We have been in a relationship since childhood. We grew up together and we both are Christians. We are now in our early twenties.

We have been kissing, fondling, and touching our private parts for the past few years. But we have kept it very strongly in our minds that we will never do sex before marriage. We have been practicing this for years now, so it is certain that we won't have sex before marriage.

We decided not to give a hand job or do fingering. As we need God to help us in our relationship, so even God expects something from us. But every time we meet, we still have some physical desires, which means lust, which is also a sin according to the Bible.

For me she is not my girlfriend, she is almost my wife and I am like a husband to her. We are very sure we won't marry anyone else except each other. So it is quite obvious, as we are humans, we have desires about each other.

So how do we avoid it?

Answer:

"But I say to the unmarried and to the widows: It is good for them if they remain even as I am; but if they cannot exercise self-control, let them marry.

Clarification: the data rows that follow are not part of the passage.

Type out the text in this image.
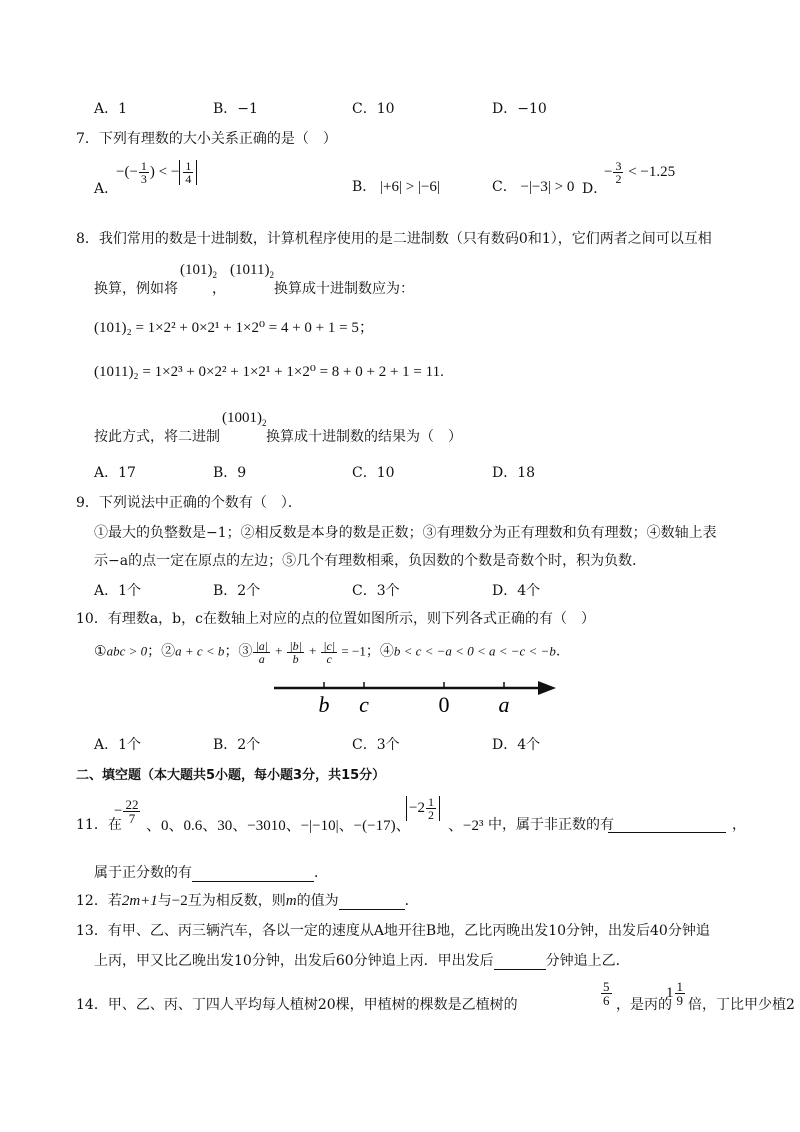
A．1	B．−1	C．10	D．−10
7．下列有理数的大小关系正确的是（　）
A．
−(− $\frac{1}{3}$ ) < − $\frac{1}{4}$
B． |+6| > |−6|	C． −|−3| > 0 D．
− $\frac{3}{2} < -1.25$
8．我们常用的数是十进制数，计算机程序使用的是二进制数（只有数码0和1），它们两者之间可以互相
换算，例如将
$(101)_2$
，
$(1011)_2$
换算成十进制数应为：
(101)₂ = 1×2² + 0×2¹ + 1×2⁰ = 4 + 0 + 1 = 5；
(1011)₂ = 1×2³ + 0×2² + 1×2¹ + 1×2⁰ = 8 + 0 + 2 + 1 = 11.
按此方式，将二进制
$(1001)_2$
换算成十进制数的结果为（　）
A．17	B．9	C．10	D．18
9．下列说法中正确的个数有（　）．
①最大的负整数是−1；②相反数是本身的数是正数；③有理数分为正有理数和负有理数；④数轴上表
示−a的点一定在原点的左边；⑤几个有理数相乘，负因数的个数是奇数个时，积为负数．
A．1个	B．2个	C．3个	D．4个
10．有理数a，b，c在数轴上对应的点的位置如图所示，则下列各式正确的有（　）
①abc > 0；②a + c < b；③ $\frac{|a|}{a} + \frac{|b|}{b} + \frac{|c|}{c} = -1$；④b < c < −a < 0 < a < −c < −b.
b c	0 a
A．1个	B．2个	C．3个	D．4个
二、填空题（本大题共5小题，每小题3分，共15分）
11．在
− $\frac{22}{7}$
、0、0.6、30、−3010、−|−10|、−(−17)、
$-2 \frac{1}{2}$
、−2³ 中，属于非正数的有	，
属于正分数的有	．
12．若2m+1与−2互为相反数，则m的值为	．
13．有甲、乙、丙三辆汽车，各以一定的速度从A地开往B地，乙比丙晚出发10分钟，出发后40分钟追
上丙，甲又比乙晚出发10分钟，出发后60分钟追上丙．甲出发后	分钟追上乙．
14．甲、乙、丙、丁四人平均每人植树20棵，甲植树的棵数是乙植树的	$\frac{5}{6}$ ，是丙的
$1 \frac{1}{9}$ 倍，丁比甲少植2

For it is better to marry than to burn with passion" (I Corinthians 7:8-9).

It isn't that you two would not end up having intercourse. It is just that you've managed not to do so so far. You cannot count on the fact that you've resisted the temptation to go further in the past as a guarantee that you would be able to do so in the future.

But as you noted, it isn't that you've been avoiding sin. You have been sinning all along through lust and lewd behavior.

Not long ago I gave a list of rules for reducing sexual temptation before marriage. See: Can you give some guidelines for how to behave in courtship? Even though you have gone further in the past, you should follow these guidelines for the future.